Simon Rolfes, Geschäftsführer Sport bei Bayer Leverkusen, hat einer möglichen Rückkehr von Julian Brandt zur Werkself eine klare Absage erteilt.
Rolfes schlägt Tür für verlorenen Sohn im Doppelpass zu!
Rolfes schlägt die Tür zu!
„Wir haben auf dieser Position mit Ibo Maza einen super Spieler, der sich hervorragend entwickeln wird, deswegen wird Julian kein Thema bei uns sein“, sagte Rolfes am Sonntag im SPORT1-Doppelpass.
Allgemein sei er „bei Rückholaktionen skeptisch. Bei Kai (Havertz; Anm. d. Red.) und Florian Wirtz würde ich eine Ausnahme machen. Julian hat damals den Verein verlassen, weil er woanders die Chance mehr gesehen hat, Titel zu gewinnen. Er ist dann zu Borussia Dortmund gegangen, als wir ihn gerne halten wollten."
Brandts Zukunft ungewiss
Brandts im Sommer auslaufender Vertrag beim BVB wird nicht verlängert. Wohin es den 29-Jährigen zieht, ist noch offen.
„Ich finde Julian Brandt sensationell“, hatte Bayer-CEO Fernando Carro am Samstag bei DAZN gesagt - und damit die Tür für eine mögliche Rückkehr zunächst aufgemacht.
Der 61-Jährige verwies aber auf Rolfes Planung: „Wenn Simon den will, werde ich das auf jeden Fall unterstützen. Aber da muss Simon das Maß geben“, sagte Carro.
Havertz-Rückkehr? „Müssen uns unterhalten“
Brandt hatte von 2014 bis 2019 in Leverkusen gespielt, ehe er sich dem BVB anschloss. Mit den Schwarz-Gelben gewann er 2021 den Pokal.

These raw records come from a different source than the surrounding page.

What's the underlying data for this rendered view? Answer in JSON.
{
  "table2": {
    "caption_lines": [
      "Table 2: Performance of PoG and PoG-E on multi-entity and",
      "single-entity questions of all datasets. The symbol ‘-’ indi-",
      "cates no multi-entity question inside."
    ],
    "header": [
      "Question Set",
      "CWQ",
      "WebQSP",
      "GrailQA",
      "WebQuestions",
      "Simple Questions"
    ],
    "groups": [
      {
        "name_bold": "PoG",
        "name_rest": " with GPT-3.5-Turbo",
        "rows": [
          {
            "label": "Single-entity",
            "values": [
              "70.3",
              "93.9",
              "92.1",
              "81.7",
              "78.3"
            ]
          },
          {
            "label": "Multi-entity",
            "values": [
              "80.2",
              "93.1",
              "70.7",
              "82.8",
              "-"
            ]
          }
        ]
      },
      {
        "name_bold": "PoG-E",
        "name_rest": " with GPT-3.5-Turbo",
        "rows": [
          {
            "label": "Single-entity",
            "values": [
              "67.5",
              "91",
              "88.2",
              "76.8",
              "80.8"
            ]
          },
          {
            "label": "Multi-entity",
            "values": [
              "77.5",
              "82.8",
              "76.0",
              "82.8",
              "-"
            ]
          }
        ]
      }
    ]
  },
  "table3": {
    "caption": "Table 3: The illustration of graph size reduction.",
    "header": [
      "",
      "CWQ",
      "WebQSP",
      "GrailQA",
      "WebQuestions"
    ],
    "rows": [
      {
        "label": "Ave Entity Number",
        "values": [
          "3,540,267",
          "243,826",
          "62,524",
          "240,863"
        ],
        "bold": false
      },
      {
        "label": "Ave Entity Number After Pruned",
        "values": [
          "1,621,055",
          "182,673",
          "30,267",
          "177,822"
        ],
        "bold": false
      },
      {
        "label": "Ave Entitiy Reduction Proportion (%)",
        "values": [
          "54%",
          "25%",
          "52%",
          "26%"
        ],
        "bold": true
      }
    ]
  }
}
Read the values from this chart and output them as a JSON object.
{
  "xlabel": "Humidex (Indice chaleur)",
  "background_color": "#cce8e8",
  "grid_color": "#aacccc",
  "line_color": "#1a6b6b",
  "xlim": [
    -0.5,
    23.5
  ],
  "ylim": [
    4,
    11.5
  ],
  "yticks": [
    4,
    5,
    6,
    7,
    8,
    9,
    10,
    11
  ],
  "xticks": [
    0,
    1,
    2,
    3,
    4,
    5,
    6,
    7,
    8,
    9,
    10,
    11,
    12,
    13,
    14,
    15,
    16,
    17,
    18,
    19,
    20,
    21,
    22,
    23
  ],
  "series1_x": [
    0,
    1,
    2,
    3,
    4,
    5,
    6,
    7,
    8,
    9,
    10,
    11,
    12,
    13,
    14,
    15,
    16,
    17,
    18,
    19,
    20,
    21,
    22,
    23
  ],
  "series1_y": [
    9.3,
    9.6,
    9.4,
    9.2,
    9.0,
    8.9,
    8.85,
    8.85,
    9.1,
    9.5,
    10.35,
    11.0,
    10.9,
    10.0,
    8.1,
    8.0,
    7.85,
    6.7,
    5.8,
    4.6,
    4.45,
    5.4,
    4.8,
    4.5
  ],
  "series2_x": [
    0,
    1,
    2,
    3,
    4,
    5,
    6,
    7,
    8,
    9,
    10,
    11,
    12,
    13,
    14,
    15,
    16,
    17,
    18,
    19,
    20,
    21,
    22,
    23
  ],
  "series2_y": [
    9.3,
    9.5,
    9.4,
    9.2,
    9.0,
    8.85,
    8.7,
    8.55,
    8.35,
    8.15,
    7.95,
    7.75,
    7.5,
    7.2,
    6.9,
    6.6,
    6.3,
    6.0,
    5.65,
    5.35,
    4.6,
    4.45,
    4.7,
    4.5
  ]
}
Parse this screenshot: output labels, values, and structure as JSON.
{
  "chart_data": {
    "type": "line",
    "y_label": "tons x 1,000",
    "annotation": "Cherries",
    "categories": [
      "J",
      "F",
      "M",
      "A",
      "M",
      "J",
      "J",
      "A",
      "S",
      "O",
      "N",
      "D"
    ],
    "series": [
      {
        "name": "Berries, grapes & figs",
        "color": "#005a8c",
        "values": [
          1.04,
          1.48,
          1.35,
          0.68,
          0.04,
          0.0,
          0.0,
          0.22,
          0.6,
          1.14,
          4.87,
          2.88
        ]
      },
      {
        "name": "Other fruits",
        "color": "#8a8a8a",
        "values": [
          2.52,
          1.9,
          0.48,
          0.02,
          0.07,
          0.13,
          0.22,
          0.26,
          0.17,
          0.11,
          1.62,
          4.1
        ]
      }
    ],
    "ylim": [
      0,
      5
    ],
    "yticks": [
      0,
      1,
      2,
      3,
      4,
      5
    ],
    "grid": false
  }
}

Was eine mögliche Rückkehr von Kai Havertz nach Leverkusen angeht, zeigte sich Rolfes deutlich offener.
„Wir haben einen engen Kontakt zu Kai, und wenn sich die Situation ergibt - er ist momentan noch in einer anderen Karrierephase -, dann müssen wir uns unterhalten. Er hat den Klub verlassen, um in die Weltspitze zu kommen. Ich bin normalerweise kein Freund von Rückholaktionen, aber bei Kai ist es etwas anderes“, erklärte Rolfes.